Graver dans la Constitution l’existence des seuls genres masculin ou féminin et la primauté du droit des enfants sur tous les autres : le parlement hongrois a adopté lundi 14 avril un amendement visant à restreindre encore les libertés des personnes LGBT+. Le premier ministre nationaliste, Viktor Orban, qui avait promis en mars « un grand nettoyage de Pâques » contre ses rivaux taxés de « punaises », a aussi fait adopter un texte s’attaquant aux binationaux, jugés des « traîtres à la nation ».
Bête noire du pouvoir, le milliardaire de 94 ans George Soros, né à Budapest et naturalisé américain, pourrait en faire les frais. Avant le vote de cette révision approuvée à une large majorité de 140 voix contre 21, quelques dizaines de protestataires ont bloqué l’entrée du Parlement. Ils ont été rapidement délogés par les forces de police, mobilisées en nombre.

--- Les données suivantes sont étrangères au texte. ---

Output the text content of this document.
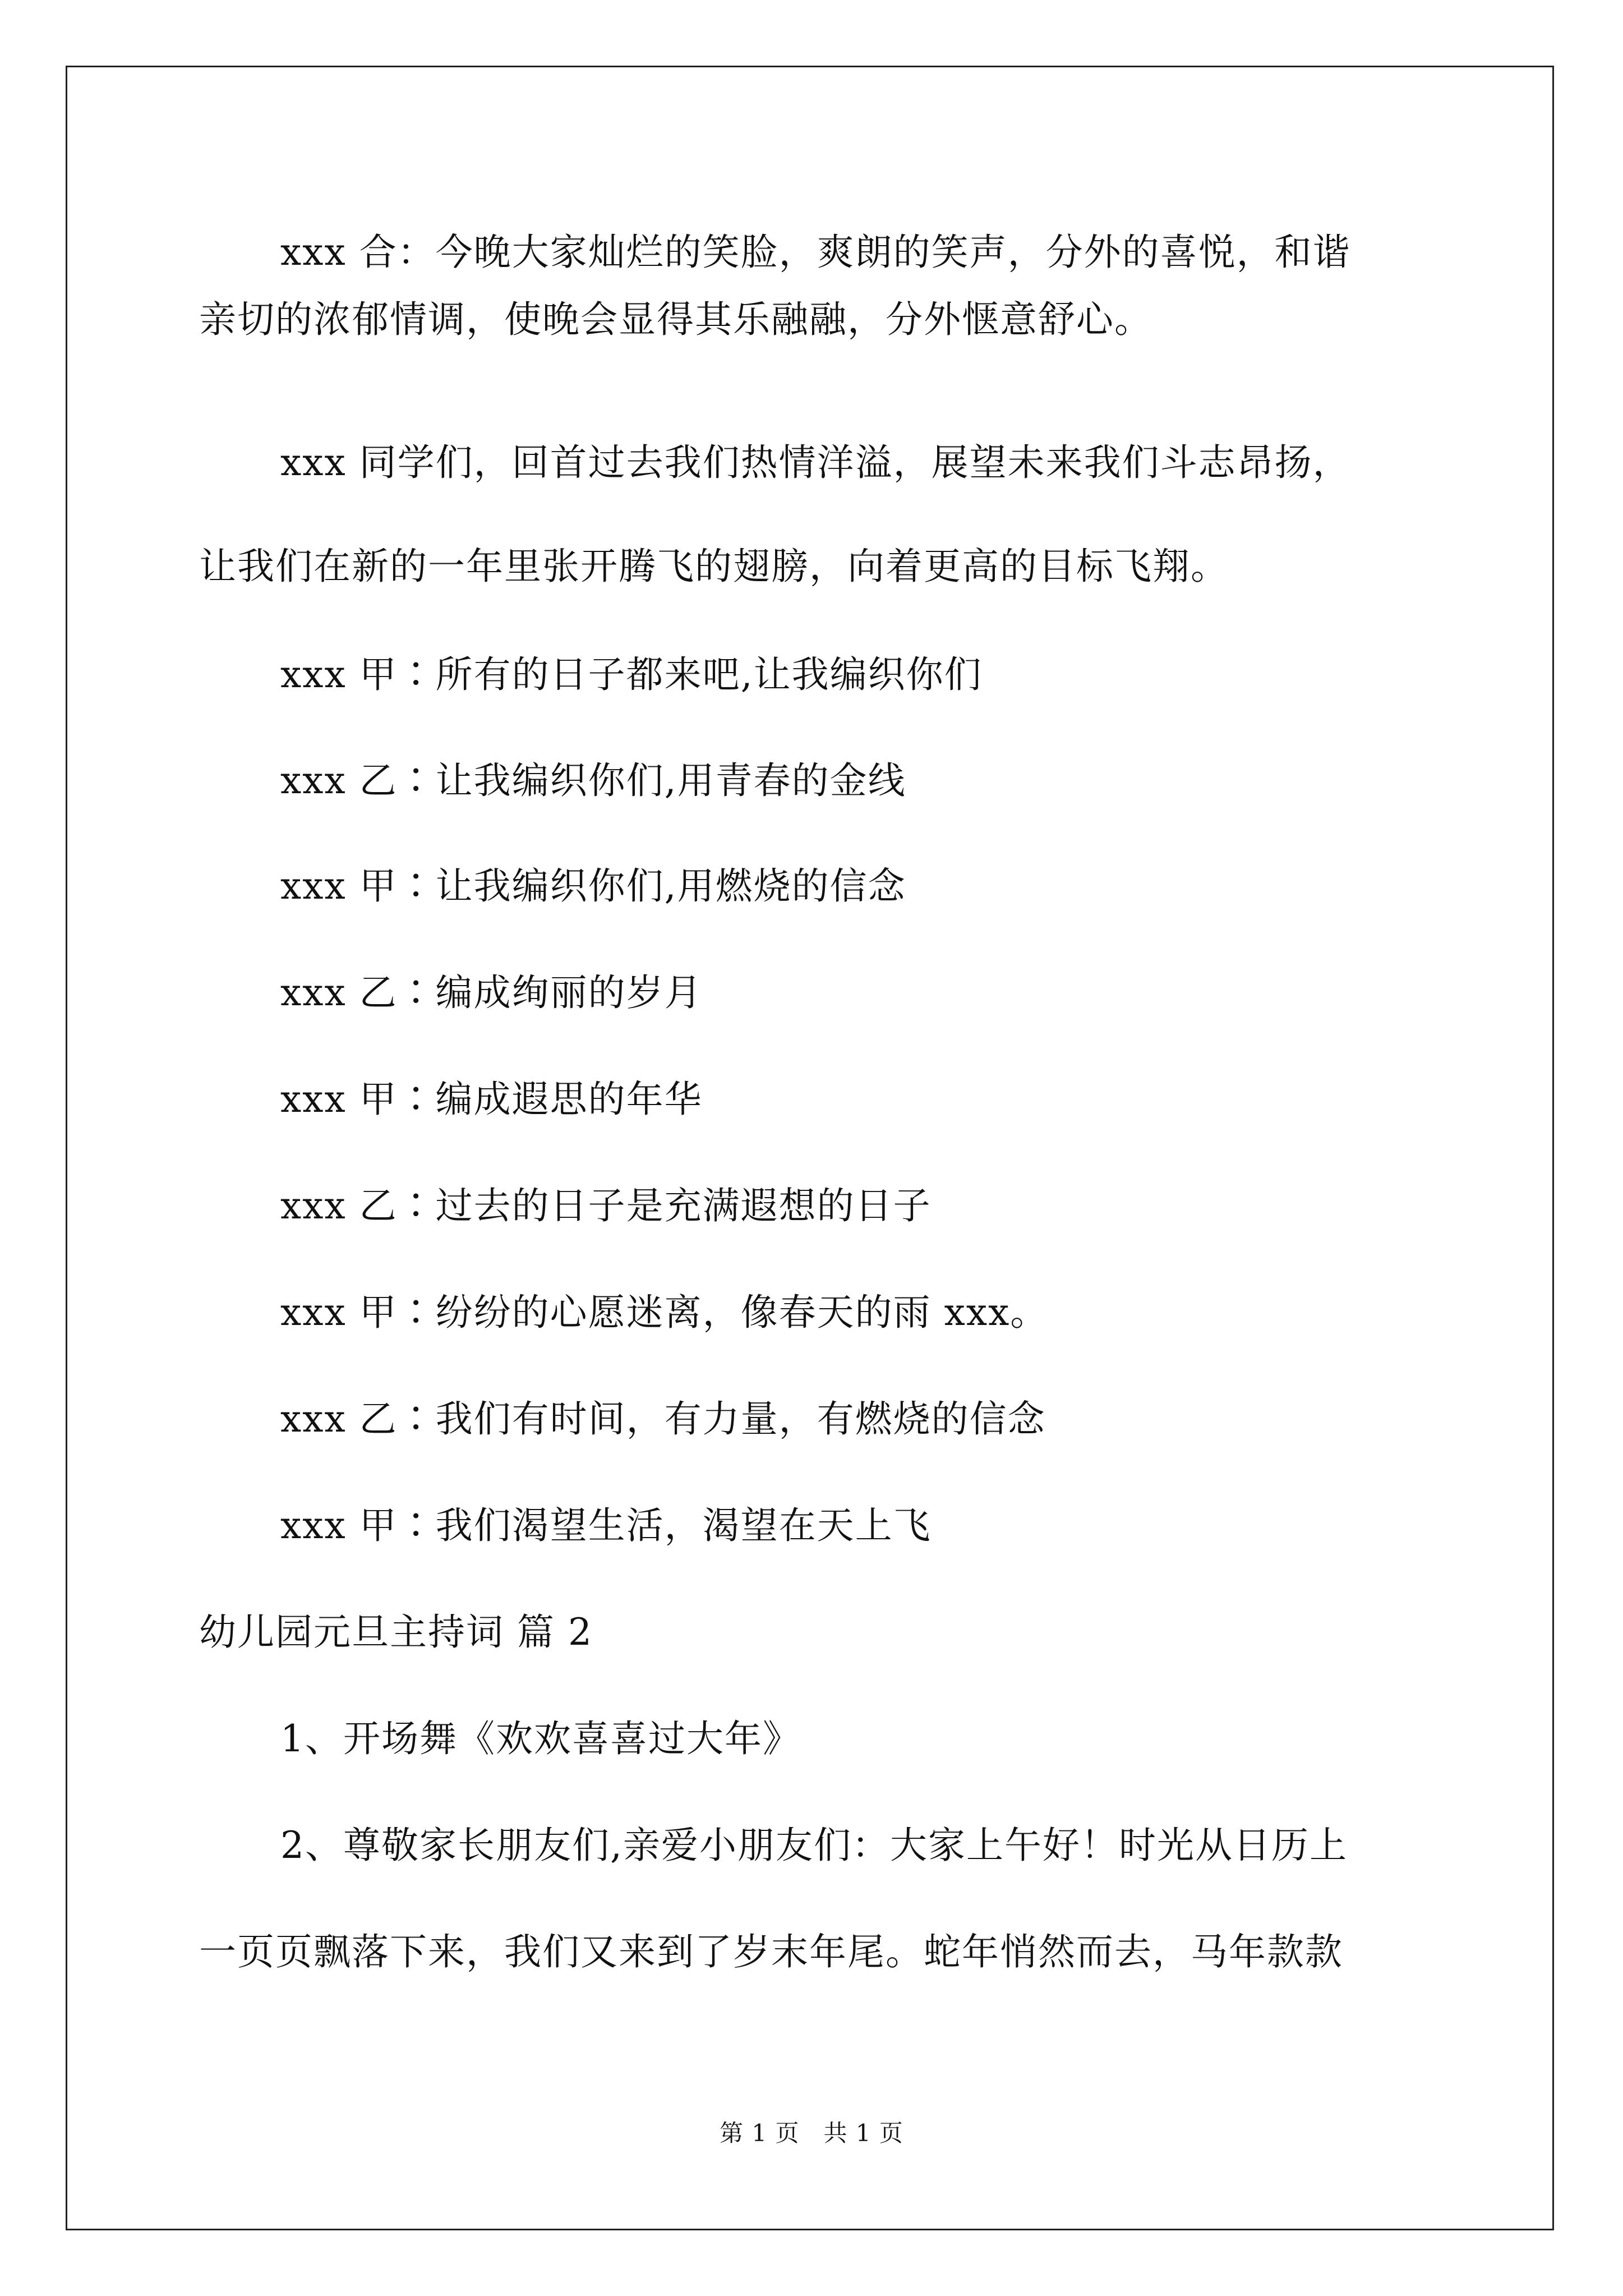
xxx 合：今晚大家灿烂的笑脸，爽朗的笑声，分外的喜悦，和谐
亲切的浓郁情调，使晚会显得其乐融融，分外惬意舒心。
xxx 同学们，回首过去我们热情洋溢，展望未来我们斗志昂扬，
让我们在新的一年里张开腾飞的翅膀，向着更高的目标飞翔。
xxx 甲∶所有的日子都来吧,让我编织你们
xxx 乙∶让我编织你们,用青春的金线
xxx 甲∶让我编织你们,用燃烧的信念
xxx 乙∶编成绚丽的岁月
xxx 甲∶编成遐思的年华
xxx 乙∶过去的日子是充满遐想的日子
xxx 甲∶纷纷的心愿迷离，像春天的雨 xxx。
xxx 乙∶我们有时间，有力量，有燃烧的信念
xxx 甲∶我们渴望生活，渴望在天上飞
幼儿园元旦主持词 篇 2
1、开场舞《欢欢喜喜过大年》
2、尊敬家长朋友们,亲爱小朋友们：大家上午好！时光从日历上
一页页飘落下来，我们又来到了岁末年尾。蛇年悄然而去，马年款款
第 1 页　共 1 页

« Quand nous tentions d’entraver la première refonte de la Constitution », en 2011, « jamais nous n’aurions pensé être encore là quatorze ans plus tard », a commenté sur place la députée d’opposition, Timea Szabo. Dans l’Hémicycle, des élus ont déployé une banderole en signe de protestation, tandis qu’à l’extérieur du bâtiment des manifestants scandaient : « On ne se laissera pas » transformer en « Russie de Poutine ».
Une mesure « sans précédent en droit international »

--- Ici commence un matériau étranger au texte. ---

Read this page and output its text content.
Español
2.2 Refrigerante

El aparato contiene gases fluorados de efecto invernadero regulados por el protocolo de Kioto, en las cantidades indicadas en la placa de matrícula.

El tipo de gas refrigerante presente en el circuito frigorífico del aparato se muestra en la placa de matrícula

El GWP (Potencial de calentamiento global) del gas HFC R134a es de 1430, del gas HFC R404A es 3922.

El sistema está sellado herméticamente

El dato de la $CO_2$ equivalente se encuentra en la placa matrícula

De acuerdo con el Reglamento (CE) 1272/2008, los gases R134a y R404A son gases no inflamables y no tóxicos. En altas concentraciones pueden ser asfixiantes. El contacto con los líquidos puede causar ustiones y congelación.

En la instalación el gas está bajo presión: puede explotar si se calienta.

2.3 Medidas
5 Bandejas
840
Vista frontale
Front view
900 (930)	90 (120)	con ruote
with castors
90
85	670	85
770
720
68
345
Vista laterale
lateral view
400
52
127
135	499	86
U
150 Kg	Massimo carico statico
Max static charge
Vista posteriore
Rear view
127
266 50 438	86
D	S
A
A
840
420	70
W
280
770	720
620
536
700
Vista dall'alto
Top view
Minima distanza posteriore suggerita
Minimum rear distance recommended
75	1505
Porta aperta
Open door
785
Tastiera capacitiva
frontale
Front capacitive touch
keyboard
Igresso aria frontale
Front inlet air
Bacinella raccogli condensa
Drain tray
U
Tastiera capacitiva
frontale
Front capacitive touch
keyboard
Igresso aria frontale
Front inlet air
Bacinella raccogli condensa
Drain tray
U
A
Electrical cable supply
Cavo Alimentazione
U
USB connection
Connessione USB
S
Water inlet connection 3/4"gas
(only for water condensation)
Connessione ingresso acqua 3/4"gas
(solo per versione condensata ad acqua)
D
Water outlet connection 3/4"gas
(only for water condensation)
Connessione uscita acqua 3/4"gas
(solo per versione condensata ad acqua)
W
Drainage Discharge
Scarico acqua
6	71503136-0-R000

En écho à un décret signé par le président américain, Donald Trump, la Constitution hongroise va désormais préciser qu’une personne est « soit un homme, soit une femme ». Autre texte soumis au vote lundi, celui affirmant « la primauté du droit des enfants à un développement physique, mental et moral correct sur tout autre droit ». Le gouvernement entend ainsi renforcer les bases légales de l’interdiction de la Marche des fiertés, décidée au nom de « la protection des enfants ».
Depuis l’approbation, mi-mars, de cette loi, la capitale vit au rythme des manifestations : des milliers de personnes défilent et bloquent des ponts pendant des heures chaque semaine, et, samedi, une foule a protesté en gris pour symboliser l’uniformité souhaitée selon ses opposants par Viktor Orban.
Dans le viseur également, les binationaux qui menaceraient la sécurité en s’immisçant dans les affaires intérieures « sous le couvert d’ONG et de médias se disant indépendants ». Selon le texte, « la citoyenneté d’un Hongrois détenteur d’un autre passeport pourrait être suspendue », à l’exception des ressortissants de l’Union européenne et de quelques autres pays européens. Une durée maximale de dix ans est prévue, avec une expulsion à la clé pour ceux résidant en Hongrie.
Une trentaine de juristes ont dénoncé une mesure « sans précédent en droit international », qui peut « constituer une forme de bannissement et de traitement inhumain ». Quant à l’opposant Péter Magyar, dont le parti Tisza fait la course en tête selon plusieurs sondages, il est contraint à un exercice d’équilibriste. Cet ancien haut fonctionnaire, longtemps marié à une ex-ministre de Viktor Orban, Judit Varga, s’est mué en critique virulent de la corruption et pose un défi sans précédent au pouvoir. Mais, soucieux de ménager certains électeurs, il n’a pas pris position sur les droits LGBT+.